Verizon Takes a Stand on Prices
Verizon
(VZ) - Get Report
has seen the price cuts and the damage done.
Despite putting up
disappointing first-quarter numbers in its critical wireless and fast Net access businesses, Verizon hinted Tuesday that it's willing to hold the line on prices. And judging by the company's bold comments regarding broadband offerings, industry observers say Verizon may be pushing broadly toward healthier prices and fatter margins.
That stance, while not quite daring coming from a virtual phone monopoly, could serve as a much-needed cease-fire in the ever-escalating telecom price war. As investors have seen in great detail during the past month, abundant capacity, torrents of red ink and mountains of debt are now threatening the financial health of the entire industry, provoking prolonged plunges in the shares of its biggest players.
Now, observers say, a newfound spending discipline and renewed attention to profits could help usher in an era of recovering finances at the big phone companies, with No. 1 local phone provider Verizon taking the lead. After a day in which No. 2 long-distance player
WorldCom
(WCOM)
took a 15% hit on a staggering 256 million shares traded, there could at last be a glimmering on the horizon for telecom investors.
Out With the Trash
It has increasingly appeared in recent years that the telcos face an unenviable and unavoidable choice between market share and profitability. But now that Verizon, for one, is apparently leaning toward profits, other big players may come to their senses as well and effectively throw their hands up on a game that threatens to bankrupt an entire industry in a massive fit of price-lowballing and customer-stealing.
"Verizon's growth will improve with the economy, so there's no reason for them to walk out tomorrow to trash their business," says Stuart Conrad of 3 Squared Capital Partners, an Atlanta-based hedge fund. "They can pick their fights because, basically, their competitors are going out of business." Conrad holds shares in rival
BellSouth
(BLS)
but not in Verizon.
Of course, this could simply be posturing on Verizon's part, an attempt to show Wall Street that unlike the rest of the teetering pack like
Qwest
(Q)
and WorldCom, it holds profits as a paramount objective.
Verizon has felt the scorn of shareholders this year, in part because investors have been fleeing heavily leveraged telcos of late. Verizon carries $62 billion in debt, the most of any phone company. The stock hit a one-year low Tuesday shortly after the company reported first-quarter results and lowered its profit and sales outlook for the year, before reversing later in the morning and finishing marginally higher at $40.14.
The nation's largest phone company has been plagued by declines in its local phone business -- particularly by reduced numbers of local phone lines, an unprecedented trend that began last year and shows no sign of abating.

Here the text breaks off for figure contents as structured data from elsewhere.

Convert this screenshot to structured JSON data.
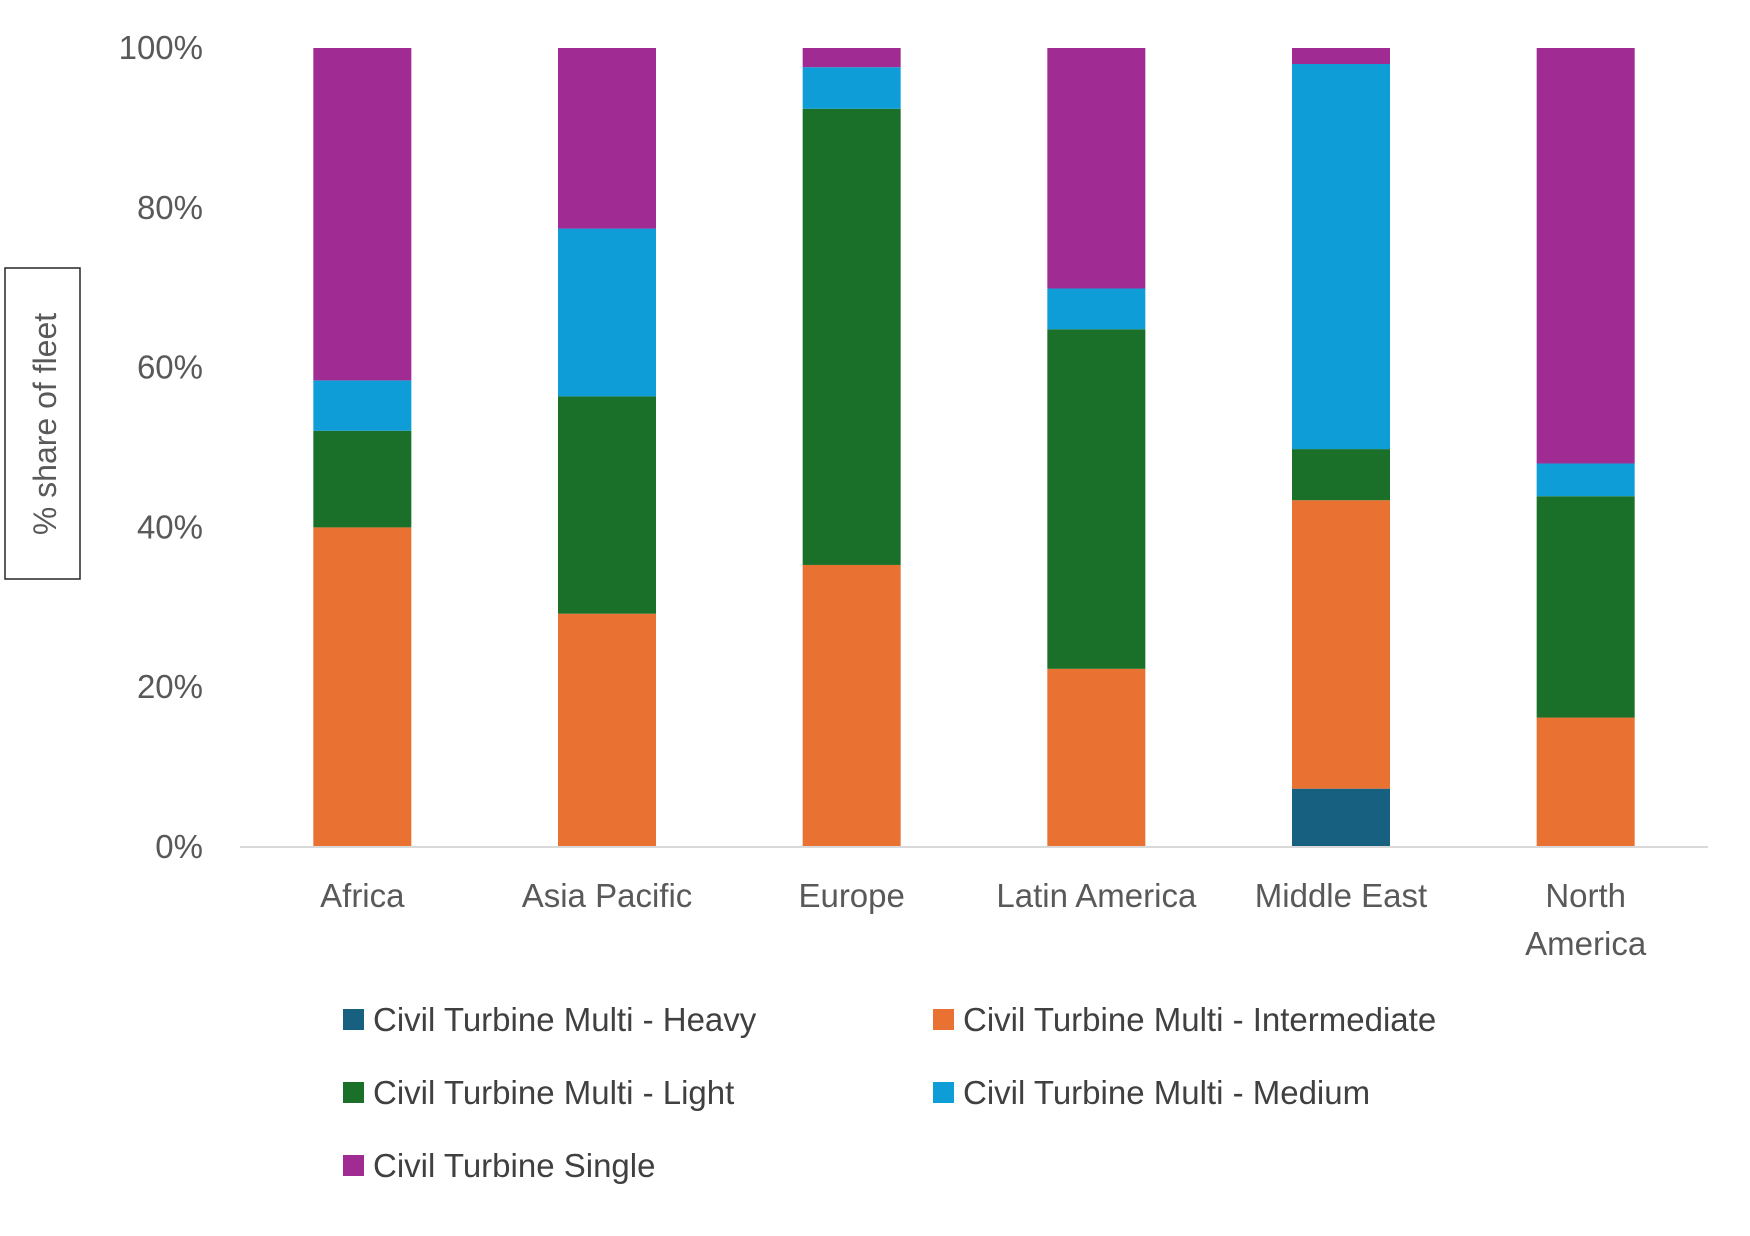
{
  "chart_data": {
    "type": "bar",
    "stacked": true,
    "ylabel": "% share of fleet",
    "ylim": [
      0,
      100
    ],
    "y_ticks": [
      {
        "value": 0,
        "label": "0%"
      },
      {
        "value": 20,
        "label": "20%"
      },
      {
        "value": 40,
        "label": "40%"
      },
      {
        "value": 60,
        "label": "60%"
      },
      {
        "value": 80,
        "label": "80%"
      },
      {
        "value": 100,
        "label": "100%"
      }
    ],
    "categories": [
      [
        "Africa"
      ],
      [
        "Asia Pacific"
      ],
      [
        "Europe"
      ],
      [
        "Latin America"
      ],
      [
        "Middle East"
      ],
      [
        "North",
        "America"
      ]
    ],
    "series": [
      {
        "name": "Civil Turbine Multi - Heavy",
        "color": "#17607f",
        "values": [
          0,
          0,
          0,
          0,
          7.3,
          0
        ]
      },
      {
        "name": "Civil Turbine Multi - Intermediate",
        "color": "#e97132",
        "values": [
          40,
          29.2,
          35.3,
          22.3,
          36.1,
          16.2
        ]
      },
      {
        "name": "Civil Turbine Multi - Light",
        "color": "#1a7028",
        "values": [
          12.1,
          27.2,
          57.1,
          42.5,
          6.4,
          27.7
        ]
      },
      {
        "name": "Civil Turbine Multi - Medium",
        "color": "#0f9dd8",
        "values": [
          6.3,
          21,
          5.2,
          5.1,
          48.2,
          4.1
        ]
      },
      {
        "name": "Civil Turbine Single",
        "color": "#a02b93",
        "values": [
          41.6,
          22.6,
          2.4,
          30.1,
          2,
          52
        ]
      }
    ],
    "legend_position": "bottom",
    "grid": false
  }
}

The slide in its core business would be much easier to bear if the company were knocking the cover off the ball in its faster-growing units. But Verizon had weak results in digital subscriber line, or DSL, growth, with a 12% increase, which is roughly half the rate of the previous quarter. And wireless subscriber growth was 64% below year-ago levels.
The 'Right Set'
Verizon CEO Ivan Seidenberg, on a conference call with analysts, blamed the poor DSL numbers on the timing of a sales promotion in the prior quarter. With cable modem service running about $40 per month, Seidenberg was asked if he would cut DSL prices below their $50 monthly rate to compete.
Seidenberg said no, that Verizon wouldn't "discount" to match cable prices but would instead offer new products combined with DSL, including such services as in-home networking, though few details were available on that front.
We'll "find the right price with the right set of products to drive further into the market," said Seidenberg. Analysts say that means Verizon plans to upsell Internet, long-distance and eventually wireless services in varying bundles to its captive phone-customer constituency.
"Verizon doesn't need to cut prices," says 3 Squared's Conrad. "They have already had big successes in their home markets. And in wireless, I don't think they are willing to go down that slippery pricing slope."
Now that many of the industry's weaker players have been put out of business and even some of the stronger ones are in dire straits, more of the big telcos may see some upside to winning back investors with bottom-line growth, another observer says. "I think everyone feels that the marginal competitors are gone, and the end of the price wars is in sight," said an analyst who spoke on the condition of anonymity. "What people want to see is the reverse, a sign that pricing is starting to move up."
Verizon certainly knows what investors want to see. The question now is whether the company can give it to them.